I see this question in many forums and online but without a solution.
JPEG exports (sRBG) look overly saturated when viewed in Internet Explorer browser, including when uploading/viewing in Facebook, etc, etc. In other words, the colors looks different between Lightroom and Internet Explorer. (Colors looks the same between Lightroom and Photoshop though.)
As point of reference, when you download a sample JPEG image from Canon EOS's website (used to show sample images from their cameras) you see that those images also use sRGB profile. They also look exactly the same no matter how you view them (Lightroom, Photoshop, Internet Explorer, Safari, etc.).
What is Lightroom doing to photos upon export to JPEG and you need Lightroom or Photoshop to see the same colors?
I saw some talk about it had to do with Lightroom presets and that you had to zero those out? Any ideas from Windows users?
Have you got Firefox or Safari on your machine? In which case, how do the images look in either of those browsers? Or, if you're using Windows 7, how do the images look in Windows photo viewer?
Also, can you say what monitor you are using please?
I think it might be a colour management issue.

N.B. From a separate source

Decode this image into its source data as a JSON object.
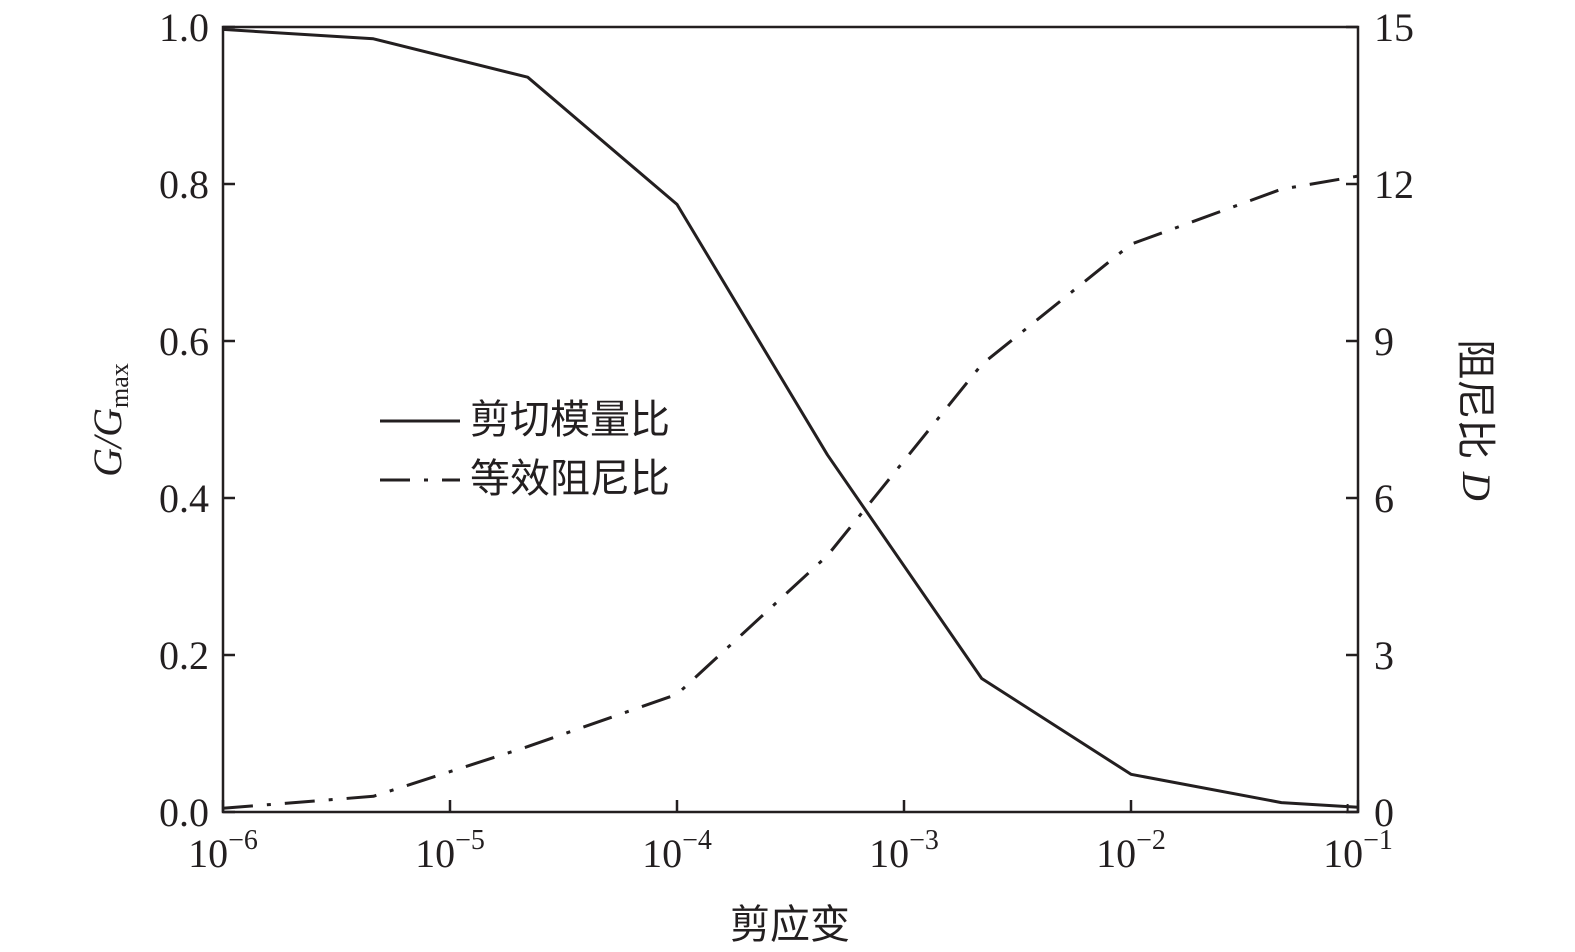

Internet Explorer is not colour managed (not even IE9), Lightroom and Photoshop are colour managed, so is Windows 7 photo viewer (but not the XP equivalent), so are Firefox and Safari (but not Chrome). When there's a difference between how something looks in an non-colour-managed program and colour-manged programs then it's worth checking for colour management issues.
If your monitor has a wider gamut than sRGB, then you would expect IE9 and other non-managed programs to look over-saturated.
Dorin Nicolaescu-Musteață wrote:
IE won't convert to monitor color space.
Quite. IE9 maps image colour space to sRGB, which is fine if you have a monitor with exactly sRGB colour space, and calibrated to exactly sRGB's peculiar tone curve. Very few monitors will display exactly the right colour with IE9, and wide-gamut monitors will be way off.
Chrome, on the other hand, ignores image profiles (assuming all images to be sRGB) but does map the image to monitor colour space.
How strange that both IE9 and Chrome go to all the trouble of implementing colour space mapping, but then don't do the job properly. It's weird - they both do the hard bit, but each misses (different) easy bits!